Notwithstanding the above, there are some tax incentives which could be availed of by individuals entering the State to take up employment, including returning Irish emigrants.

Such an individual could elect for "split year" treatment in the year of arrival, which involves the discounting of any non-Irish employment income for tax purposes where it was earned before an individual permanently moves to Ireland.  In broad terms, an individual is entitled to split year treatment where they enter the State and become resident at some time during a tax year, with the intention of remaining and being resident in the following tax year also. 

Under split year treatment, an individual is entitled to full personal tax credits and allowances for the year of arrival, notwithstanding the fact that employment income earned in the year of arrival, prior to the date of arrival, is not subject to Irish tax.  Such individuals are chargeable to tax on the full amount of any non-employment income, such as investment income, for the year of arrival. 

A separate relief which may be available to returning Irish emigrants who meet the necessary conditions is the Special Assignee Relief Programme (SARP), an income tax incentive that allows relief on a proportion of income earned by an employee who is assigned by his or her relevant employer to work in Ireland for that employer, or for an associated company of that relevant employer.  For 2015 and subsequent years, this relief is available to qualifying individuals on 30% of an employee's income over €75,000.
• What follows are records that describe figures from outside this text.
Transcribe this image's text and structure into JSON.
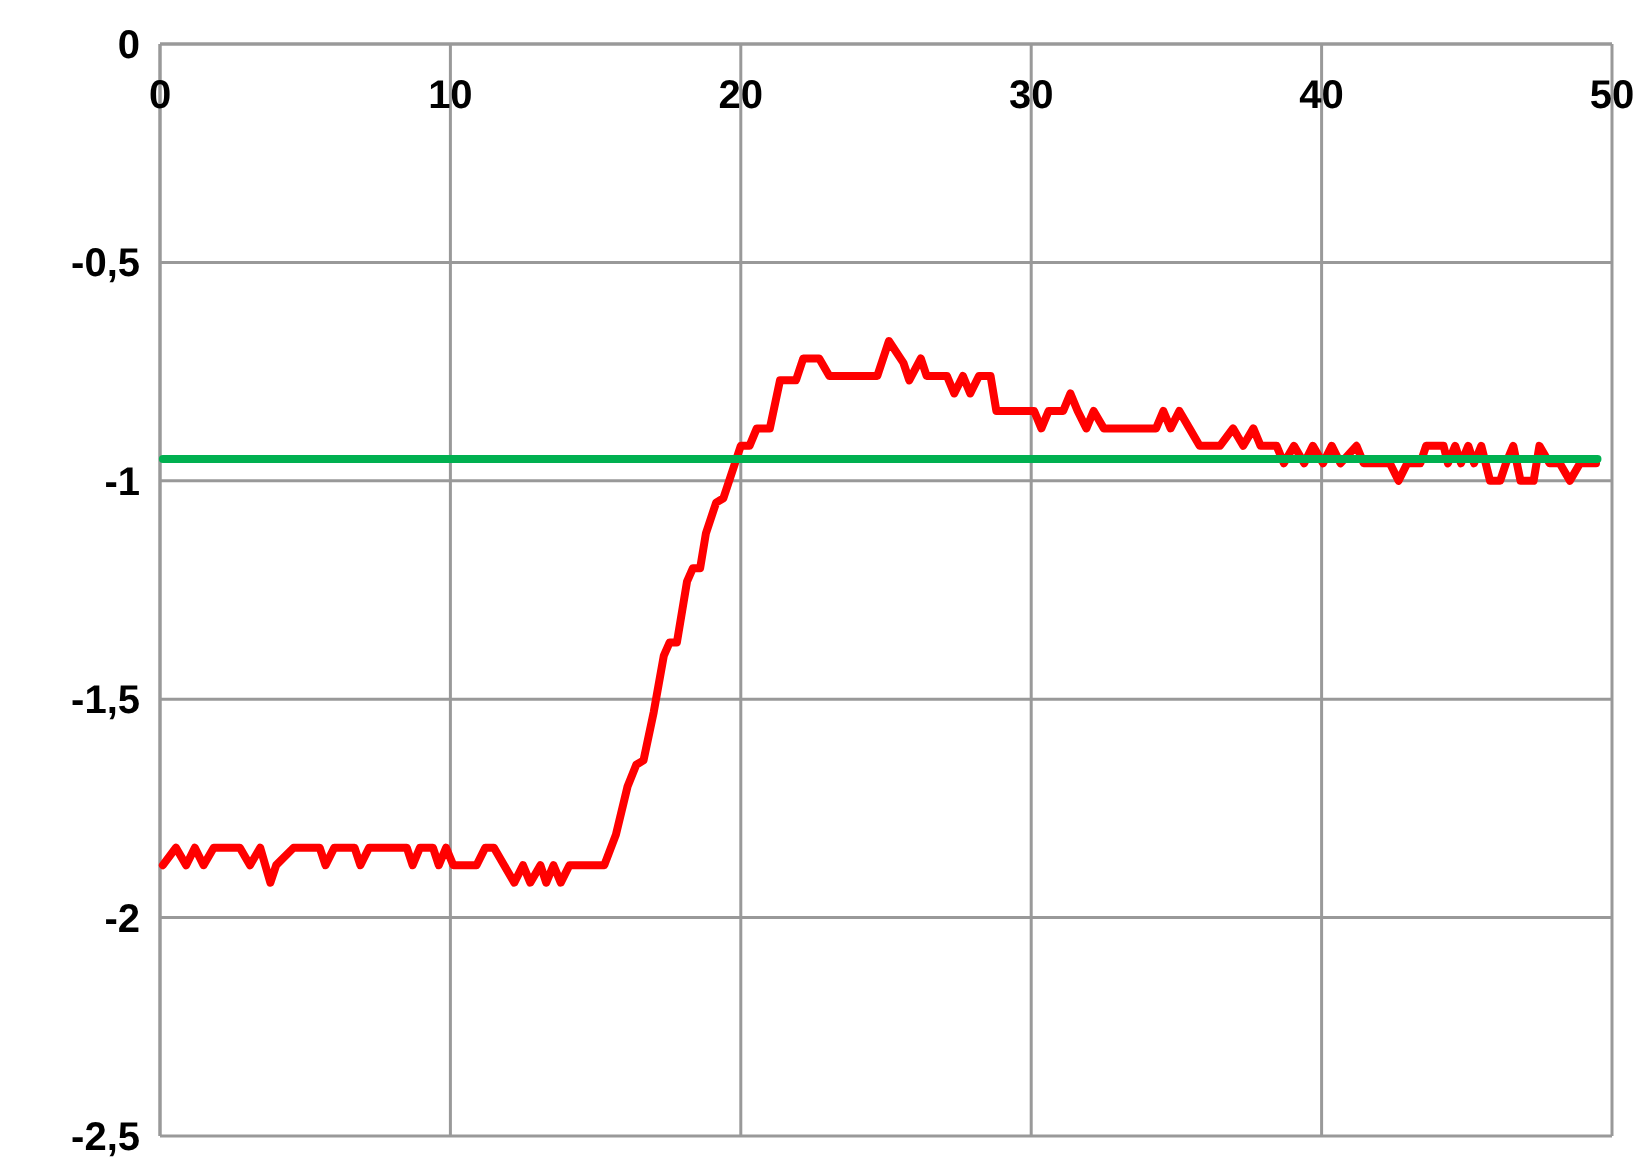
{
  "chart_data": {
    "type": "line",
    "xlim": [
      0,
      50
    ],
    "xticks": [
      0,
      10,
      20,
      30,
      40,
      50
    ],
    "ylim": [
      -2.5,
      0
    ],
    "yticks": [
      {
        "value": 0,
        "label": "0"
      },
      {
        "value": -0.5,
        "label": "-0,5"
      },
      {
        "value": -1,
        "label": "-1"
      },
      {
        "value": -1.5,
        "label": "-1,5"
      },
      {
        "value": -2,
        "label": "-2"
      },
      {
        "value": -2.5,
        "label": "-2,5"
      }
    ],
    "grid": true,
    "marker": "none",
    "line_style": "solid",
    "series": [
      {
        "color": "#ff0000",
        "x": [
          0.1,
          0.55,
          0.9,
          1.2,
          1.5,
          1.85,
          2.75,
          3.1,
          3.45,
          3.8,
          4.0,
          4.6,
          5.5,
          5.7,
          6.0,
          6.7,
          6.9,
          7.2,
          8.5,
          8.7,
          8.95,
          9.4,
          9.6,
          9.85,
          10.1,
          10.9,
          11.2,
          11.5,
          11.85,
          12.2,
          12.5,
          12.75,
          13.1,
          13.3,
          13.55,
          13.8,
          14.1,
          15.3,
          15.7,
          16.1,
          16.4,
          16.65,
          17.0,
          17.35,
          17.55,
          17.8,
          18.15,
          18.35,
          18.6,
          18.8,
          19.15,
          19.4,
          20.0,
          20.3,
          20.55,
          21.0,
          21.35,
          21.9,
          22.15,
          22.7,
          23.05,
          24.7,
          25.1,
          25.6,
          25.8,
          26.2,
          26.4,
          27.1,
          27.35,
          27.65,
          27.9,
          28.2,
          28.6,
          28.8,
          30.1,
          30.35,
          30.6,
          31.1,
          31.35,
          31.6,
          31.9,
          32.15,
          32.5,
          34.3,
          34.55,
          34.8,
          35.1,
          35.45,
          35.8,
          36.15,
          36.5,
          36.95,
          37.3,
          37.65,
          37.9,
          38.45,
          38.7,
          39.05,
          39.4,
          39.7,
          40.05,
          40.35,
          40.65,
          41.2,
          41.45,
          42.35,
          42.65,
          42.95,
          43.4,
          43.6,
          44.2,
          44.35,
          44.6,
          44.8,
          45.05,
          45.25,
          45.5,
          45.8,
          46.15,
          46.35,
          46.6,
          46.85,
          47.3,
          47.5,
          47.85,
          48.2,
          48.55,
          48.9,
          49.45
        ],
        "values": [
          -1.88,
          -1.84,
          -1.88,
          -1.84,
          -1.88,
          -1.84,
          -1.84,
          -1.88,
          -1.84,
          -1.92,
          -1.88,
          -1.84,
          -1.84,
          -1.88,
          -1.84,
          -1.84,
          -1.88,
          -1.84,
          -1.84,
          -1.88,
          -1.84,
          -1.84,
          -1.88,
          -1.84,
          -1.88,
          -1.88,
          -1.84,
          -1.84,
          -1.88,
          -1.92,
          -1.88,
          -1.92,
          -1.88,
          -1.92,
          -1.88,
          -1.92,
          -1.88,
          -1.88,
          -1.81,
          -1.7,
          -1.65,
          -1.64,
          -1.53,
          -1.4,
          -1.37,
          -1.37,
          -1.23,
          -1.2,
          -1.2,
          -1.12,
          -1.05,
          -1.04,
          -0.92,
          -0.92,
          -0.88,
          -0.88,
          -0.77,
          -0.77,
          -0.72,
          -0.72,
          -0.76,
          -0.76,
          -0.68,
          -0.73,
          -0.77,
          -0.72,
          -0.76,
          -0.76,
          -0.8,
          -0.76,
          -0.8,
          -0.76,
          -0.76,
          -0.84,
          -0.84,
          -0.88,
          -0.84,
          -0.84,
          -0.8,
          -0.84,
          -0.88,
          -0.84,
          -0.88,
          -0.88,
          -0.84,
          -0.88,
          -0.84,
          -0.88,
          -0.92,
          -0.92,
          -0.92,
          -0.88,
          -0.92,
          -0.88,
          -0.92,
          -0.92,
          -0.96,
          -0.92,
          -0.96,
          -0.92,
          -0.96,
          -0.92,
          -0.96,
          -0.92,
          -0.96,
          -0.96,
          -1.0,
          -0.96,
          -0.96,
          -0.92,
          -0.92,
          -0.96,
          -0.92,
          -0.96,
          -0.92,
          -0.96,
          -0.92,
          -1.0,
          -1.0,
          -0.96,
          -0.92,
          -1.0,
          -1.0,
          -0.92,
          -0.96,
          -0.96,
          -1.0,
          -0.96,
          -0.96
        ]
      },
      {
        "color": "#00b050",
        "x": [
          0.1,
          49.5
        ],
        "values": [
          -0.95,
          -0.95
        ]
      }
    ]
  }
}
In order to avail of the SARP incentive, an employee arriving in Ireland must have worked for the relevant employer for a minimum period of 6 months prior to arrival in Ireland and must not have been resident in the State for the 5 tax years immediately preceding the tax year in which he or she arrives in the State.  A relevant employer is a company that is incorporated and tax resident in a country with which Ireland has a double taxation agreement or a tax information exchange agreement.
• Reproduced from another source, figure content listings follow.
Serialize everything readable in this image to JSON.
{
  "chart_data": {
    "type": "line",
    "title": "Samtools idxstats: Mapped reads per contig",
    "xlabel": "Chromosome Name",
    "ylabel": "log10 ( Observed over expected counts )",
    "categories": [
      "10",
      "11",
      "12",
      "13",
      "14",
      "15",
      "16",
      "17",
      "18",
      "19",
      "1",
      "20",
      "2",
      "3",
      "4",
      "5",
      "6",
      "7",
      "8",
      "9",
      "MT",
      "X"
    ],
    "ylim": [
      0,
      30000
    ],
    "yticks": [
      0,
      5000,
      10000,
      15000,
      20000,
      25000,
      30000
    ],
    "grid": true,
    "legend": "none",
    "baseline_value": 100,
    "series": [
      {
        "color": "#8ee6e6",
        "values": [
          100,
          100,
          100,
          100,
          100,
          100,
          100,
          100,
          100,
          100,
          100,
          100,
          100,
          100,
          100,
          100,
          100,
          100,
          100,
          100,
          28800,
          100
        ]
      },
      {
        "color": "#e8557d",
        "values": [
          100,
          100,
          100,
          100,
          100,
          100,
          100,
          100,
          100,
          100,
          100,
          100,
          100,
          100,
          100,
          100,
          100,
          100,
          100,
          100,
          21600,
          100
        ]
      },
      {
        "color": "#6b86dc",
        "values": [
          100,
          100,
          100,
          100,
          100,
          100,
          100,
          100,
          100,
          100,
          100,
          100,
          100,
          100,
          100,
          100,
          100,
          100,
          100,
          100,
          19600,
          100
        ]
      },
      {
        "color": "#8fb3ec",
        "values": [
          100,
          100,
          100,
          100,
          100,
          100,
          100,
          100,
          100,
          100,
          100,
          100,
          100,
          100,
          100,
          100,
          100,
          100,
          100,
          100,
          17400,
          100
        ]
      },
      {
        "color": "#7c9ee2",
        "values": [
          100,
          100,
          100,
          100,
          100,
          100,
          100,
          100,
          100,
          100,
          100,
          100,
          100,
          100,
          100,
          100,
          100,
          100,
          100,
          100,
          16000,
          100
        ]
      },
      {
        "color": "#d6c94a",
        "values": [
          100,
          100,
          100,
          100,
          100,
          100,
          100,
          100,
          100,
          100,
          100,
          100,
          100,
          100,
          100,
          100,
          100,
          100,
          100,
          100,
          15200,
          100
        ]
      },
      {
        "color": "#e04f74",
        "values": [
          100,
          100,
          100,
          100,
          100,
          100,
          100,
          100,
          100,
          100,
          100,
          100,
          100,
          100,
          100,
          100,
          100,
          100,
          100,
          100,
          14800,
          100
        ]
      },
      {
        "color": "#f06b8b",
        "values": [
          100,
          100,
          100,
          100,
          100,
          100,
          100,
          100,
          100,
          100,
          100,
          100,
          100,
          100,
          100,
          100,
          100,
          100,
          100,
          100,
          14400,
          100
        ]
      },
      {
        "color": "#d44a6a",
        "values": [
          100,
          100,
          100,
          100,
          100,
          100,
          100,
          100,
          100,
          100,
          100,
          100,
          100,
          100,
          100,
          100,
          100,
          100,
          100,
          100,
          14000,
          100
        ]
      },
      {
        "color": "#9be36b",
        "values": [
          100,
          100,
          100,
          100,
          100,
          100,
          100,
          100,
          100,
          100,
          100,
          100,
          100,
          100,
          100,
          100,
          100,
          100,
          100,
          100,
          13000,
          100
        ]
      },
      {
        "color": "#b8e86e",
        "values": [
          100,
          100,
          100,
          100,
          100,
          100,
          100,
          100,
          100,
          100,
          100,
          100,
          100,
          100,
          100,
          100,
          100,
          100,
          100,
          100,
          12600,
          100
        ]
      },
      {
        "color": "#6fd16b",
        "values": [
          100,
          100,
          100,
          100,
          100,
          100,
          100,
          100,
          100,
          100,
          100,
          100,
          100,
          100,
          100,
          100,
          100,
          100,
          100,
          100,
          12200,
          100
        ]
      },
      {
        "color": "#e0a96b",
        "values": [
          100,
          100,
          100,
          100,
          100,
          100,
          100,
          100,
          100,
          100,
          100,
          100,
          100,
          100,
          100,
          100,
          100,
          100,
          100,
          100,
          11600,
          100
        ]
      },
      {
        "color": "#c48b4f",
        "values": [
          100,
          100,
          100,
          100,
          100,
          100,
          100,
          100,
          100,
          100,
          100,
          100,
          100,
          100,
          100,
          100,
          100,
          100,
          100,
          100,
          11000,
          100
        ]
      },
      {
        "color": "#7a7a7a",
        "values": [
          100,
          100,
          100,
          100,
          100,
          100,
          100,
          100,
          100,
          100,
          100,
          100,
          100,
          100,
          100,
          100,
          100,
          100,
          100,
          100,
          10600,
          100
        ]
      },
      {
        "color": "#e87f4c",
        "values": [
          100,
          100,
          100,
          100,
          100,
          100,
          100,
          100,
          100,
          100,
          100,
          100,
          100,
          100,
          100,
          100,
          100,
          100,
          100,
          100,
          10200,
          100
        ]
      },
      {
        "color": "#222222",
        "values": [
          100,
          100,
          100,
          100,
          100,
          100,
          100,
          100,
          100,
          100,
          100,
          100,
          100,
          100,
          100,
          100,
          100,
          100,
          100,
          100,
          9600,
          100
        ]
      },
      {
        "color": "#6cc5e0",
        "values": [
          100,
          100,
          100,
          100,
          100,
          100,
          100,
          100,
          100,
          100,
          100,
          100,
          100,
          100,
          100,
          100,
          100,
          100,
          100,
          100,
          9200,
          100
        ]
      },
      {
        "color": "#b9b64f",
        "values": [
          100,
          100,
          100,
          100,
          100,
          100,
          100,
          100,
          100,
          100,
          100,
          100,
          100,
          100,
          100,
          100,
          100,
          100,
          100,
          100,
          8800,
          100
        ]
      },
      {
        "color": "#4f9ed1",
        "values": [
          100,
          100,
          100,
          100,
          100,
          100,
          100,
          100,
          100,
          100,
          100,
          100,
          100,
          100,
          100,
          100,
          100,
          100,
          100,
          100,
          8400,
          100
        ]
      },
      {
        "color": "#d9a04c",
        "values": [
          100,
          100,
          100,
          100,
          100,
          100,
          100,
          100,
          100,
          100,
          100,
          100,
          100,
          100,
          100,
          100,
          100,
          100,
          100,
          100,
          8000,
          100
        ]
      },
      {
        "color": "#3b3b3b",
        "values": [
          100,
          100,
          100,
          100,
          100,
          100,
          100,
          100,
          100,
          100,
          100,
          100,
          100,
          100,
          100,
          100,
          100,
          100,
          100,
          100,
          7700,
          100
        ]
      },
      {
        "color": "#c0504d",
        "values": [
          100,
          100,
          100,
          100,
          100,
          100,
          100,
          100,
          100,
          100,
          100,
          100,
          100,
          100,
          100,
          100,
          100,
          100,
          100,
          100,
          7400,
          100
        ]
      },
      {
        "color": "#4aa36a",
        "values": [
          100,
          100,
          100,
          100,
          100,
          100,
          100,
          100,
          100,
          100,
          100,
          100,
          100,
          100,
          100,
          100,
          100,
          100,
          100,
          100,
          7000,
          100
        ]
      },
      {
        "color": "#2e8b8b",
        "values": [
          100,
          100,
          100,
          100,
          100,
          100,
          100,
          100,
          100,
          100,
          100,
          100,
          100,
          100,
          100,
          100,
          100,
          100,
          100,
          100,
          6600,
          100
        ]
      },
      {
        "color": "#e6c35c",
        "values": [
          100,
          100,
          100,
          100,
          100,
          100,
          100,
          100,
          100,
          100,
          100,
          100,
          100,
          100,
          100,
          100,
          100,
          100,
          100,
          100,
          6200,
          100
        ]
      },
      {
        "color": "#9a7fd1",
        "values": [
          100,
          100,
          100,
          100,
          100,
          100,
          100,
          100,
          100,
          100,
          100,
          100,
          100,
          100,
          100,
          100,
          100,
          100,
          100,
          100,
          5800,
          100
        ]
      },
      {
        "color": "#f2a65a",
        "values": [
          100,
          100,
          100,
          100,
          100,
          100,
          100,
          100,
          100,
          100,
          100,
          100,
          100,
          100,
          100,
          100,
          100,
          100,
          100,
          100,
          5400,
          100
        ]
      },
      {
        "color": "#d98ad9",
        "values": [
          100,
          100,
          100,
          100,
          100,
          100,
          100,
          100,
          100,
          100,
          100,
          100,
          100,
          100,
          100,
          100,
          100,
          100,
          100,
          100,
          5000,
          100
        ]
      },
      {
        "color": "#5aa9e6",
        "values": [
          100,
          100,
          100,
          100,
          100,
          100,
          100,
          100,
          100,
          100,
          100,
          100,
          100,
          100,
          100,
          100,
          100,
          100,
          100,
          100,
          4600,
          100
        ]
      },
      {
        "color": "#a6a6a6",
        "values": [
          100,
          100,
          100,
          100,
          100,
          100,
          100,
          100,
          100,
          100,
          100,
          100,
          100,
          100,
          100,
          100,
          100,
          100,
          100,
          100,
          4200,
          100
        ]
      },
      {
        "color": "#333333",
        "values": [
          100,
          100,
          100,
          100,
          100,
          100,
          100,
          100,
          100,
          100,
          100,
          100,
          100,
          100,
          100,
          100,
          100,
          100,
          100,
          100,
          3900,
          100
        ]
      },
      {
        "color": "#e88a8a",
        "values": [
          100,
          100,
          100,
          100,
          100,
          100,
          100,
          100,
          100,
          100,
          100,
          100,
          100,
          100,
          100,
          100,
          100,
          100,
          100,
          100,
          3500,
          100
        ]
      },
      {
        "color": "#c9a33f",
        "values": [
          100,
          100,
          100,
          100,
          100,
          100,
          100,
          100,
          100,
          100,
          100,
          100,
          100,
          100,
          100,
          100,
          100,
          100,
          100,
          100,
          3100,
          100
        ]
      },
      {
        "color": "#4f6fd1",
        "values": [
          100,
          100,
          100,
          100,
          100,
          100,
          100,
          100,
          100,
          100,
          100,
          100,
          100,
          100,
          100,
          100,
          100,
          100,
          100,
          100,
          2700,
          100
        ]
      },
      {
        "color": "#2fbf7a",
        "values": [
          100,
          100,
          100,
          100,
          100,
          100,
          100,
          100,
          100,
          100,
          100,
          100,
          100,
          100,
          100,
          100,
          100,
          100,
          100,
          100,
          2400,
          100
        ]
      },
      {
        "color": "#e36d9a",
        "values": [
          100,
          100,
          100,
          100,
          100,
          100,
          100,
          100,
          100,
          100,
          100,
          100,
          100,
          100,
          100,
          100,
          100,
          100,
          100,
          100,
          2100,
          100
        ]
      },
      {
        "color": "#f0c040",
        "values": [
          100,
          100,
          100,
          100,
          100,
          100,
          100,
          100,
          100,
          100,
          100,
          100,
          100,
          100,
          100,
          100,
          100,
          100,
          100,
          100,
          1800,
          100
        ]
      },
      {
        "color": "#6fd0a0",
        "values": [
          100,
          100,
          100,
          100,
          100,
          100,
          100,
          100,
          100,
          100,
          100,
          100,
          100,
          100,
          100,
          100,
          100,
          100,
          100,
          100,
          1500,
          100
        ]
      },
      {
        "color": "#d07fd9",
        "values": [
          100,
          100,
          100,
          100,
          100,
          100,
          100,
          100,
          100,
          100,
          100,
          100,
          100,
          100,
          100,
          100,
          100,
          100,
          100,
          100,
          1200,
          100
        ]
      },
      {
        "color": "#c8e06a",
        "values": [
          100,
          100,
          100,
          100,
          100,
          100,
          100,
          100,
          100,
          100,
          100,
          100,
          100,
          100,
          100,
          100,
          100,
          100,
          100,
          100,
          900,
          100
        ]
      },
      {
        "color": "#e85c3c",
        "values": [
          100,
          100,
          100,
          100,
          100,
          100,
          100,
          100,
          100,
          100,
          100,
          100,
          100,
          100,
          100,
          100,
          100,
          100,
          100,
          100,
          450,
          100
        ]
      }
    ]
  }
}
The Deputy will also be aware of the income tax and Universal Social Charge reductions included in the last two Budgets, which have reduced the lowest three rates of USC, and the marginal rate of income tax payable by those on incomes of up to €70,044 per annum. As stated previously, I believe that these changes make Ireland a more attractive proposition, from an income tax perspective, for those Irish emigrants that may wish to return home.